First off, I think we have to thank Bungie for delivering one of the most successful games of all time. On the original XBOX, Halo made the distinction between the XBOX and PS2 abundantly evident, a constant reminder of Microsoft’s superior technological advantage at the time. Although Sony would go on to rectify this with the PS3, the drive for Blu Ray basically gave Bill Gates a one year drop on the almighty Sony console, the kind of market share that has allowed the XBOX to threaten the very success of Sony in the console market. Regardless of how the XBOX Loop/720 vs Playstation 4 pans out, gamers will no doubt be offered an amazing gaming machine from each of these highly respectable companies…
Getting back on the Halo Train, the journeys of Master Chief have provided countless hours of campaign and multiplayer fun, Halo 2 sitting alongside Goldeneye, Unreal Tournament, and the more recent Call of Duty MW 3 as one of the most compelling multiplayer experiences ever. Unfortunately for Bungie, Halo 2 represents the pinnacle of the franchises success from a gaming perspective. Although Halo 3 would go on to break sales records (which have been broken many times over by other games), Halo ODST was possibly the worst game ever released by Bungie, a testament to the powers of corporate greed rather than gaming innovation. Fortunately, Halo Reach was an absolutely superb final offering, by far my favourite in the Halo series and a wonderful way to cap off Bungie’s influence over Master Chief, a toast the green armored warangel (you need to put the Halo atop Master Chief’s head for that metaphor to work).
And now we are presented with a new direction with the Halo series, as 343 Studios have taken on the responsibility of delivering on the expectations set for Halo 4.
It could just be me, but I think Bungie got slightly lazy with the Halo Franchise, the graphical improvements between Halo 2 and Halo 3 not quite the stuff of legend. They were good, but not of the ‘Gears of War’ standard, that would become the benchmark of all games on currently available hardware. Fortunately, the move to 343 studios would appears to have instigated the fresh injection needed for the visual glamour of the original Halo games to be recaptured. The enemies offer that rare combination of the extremely ugly yet graphically beautiful villains that every gamer craves, a bitter sweet combination of paramount importance. On that point, the bad guys in Halo 4 look pretty god damn massive, dwarfing the armored suits of Master Chief and his companions. More than anything, Halo 4 just looks cool again. Crysis style vegetation-based environments mixed with awesome alien villains and beautiful lighting. Perfect Halo battlegrounds.
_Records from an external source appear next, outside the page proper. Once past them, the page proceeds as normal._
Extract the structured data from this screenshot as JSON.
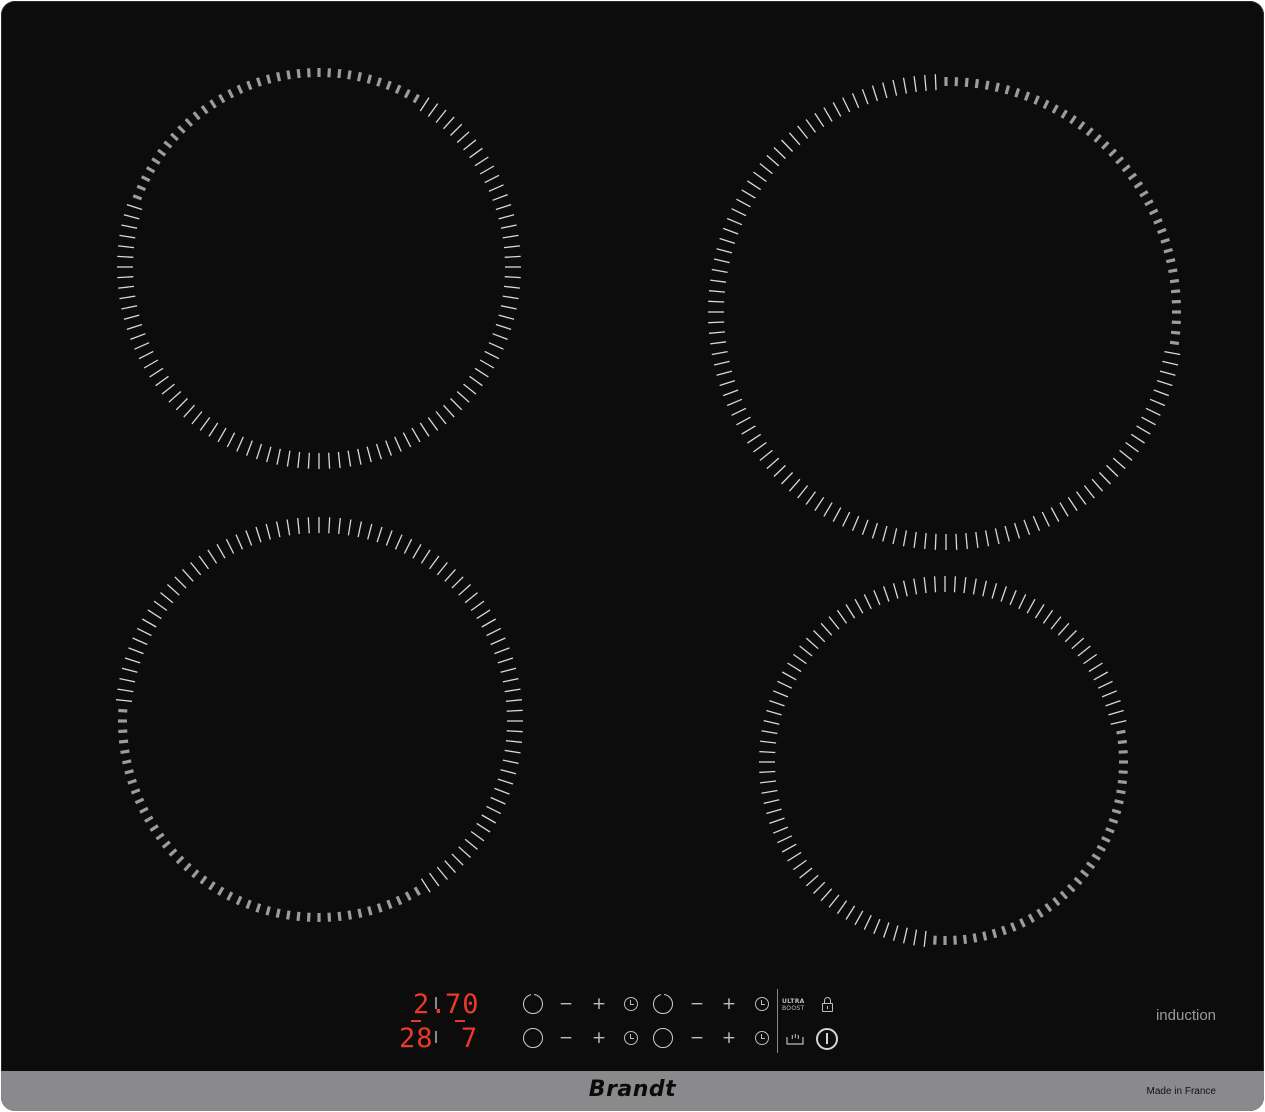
{
  "brand": {
    "name": "Brandt",
    "made_in": "Made in France",
    "technology_label": "induction"
  },
  "zones": [
    {
      "id": "front-left-top",
      "name": "rear-left"
    },
    {
      "id": "rear-right",
      "name": "rear-right"
    },
    {
      "id": "front-left",
      "name": "front-left"
    },
    {
      "id": "front-right",
      "name": "front-right"
    }
  ],
  "display": {
    "top_left_value": "2.",
    "top_right_value": "70",
    "bottom_left_value": "28",
    "bottom_right_value": "7"
  },
  "controls": {
    "minus": "−",
    "plus": "+",
    "boost_label_line1": "ULTRA",
    "boost_label_line2": "BOOST"
  },
  "colors": {
    "glass": "#0c0c0d",
    "tick": "#d9d9d9",
    "tick_lit": "#9c9c9c",
    "display": "#e8392a",
    "strip": "#8a8a8d"
  }
}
The return of Master Chief:
Although Master Chief is almost inseparable from the franchise, the fact is that Microsoft’s posterboy has received sparse attention in recent years, with Halo ODST and Halo Reach essentially offering backstories which did very little to develop the actual Halo narrative. Now that Master Chief is back, the universe can expand beyond the confines of the 2007 Halo story. This is, for all intents and purposes, good news. Master Chief was in desperate need of some airtime.
Halo is probably the only game that I can boast to have played every single campaign. Unlike eventual burnouts like Guitar Hero and Tony Hawk, Microsoft have managed this particular franchise with great care, acutely aware of the cultural significance of any Master Chief exploit. Given the five year lapse between Halo 3 and Halo 4, fanboys have a right to be both excited and demanding. Fortunately, Microsoft and 343 Studios would appear set to deliver.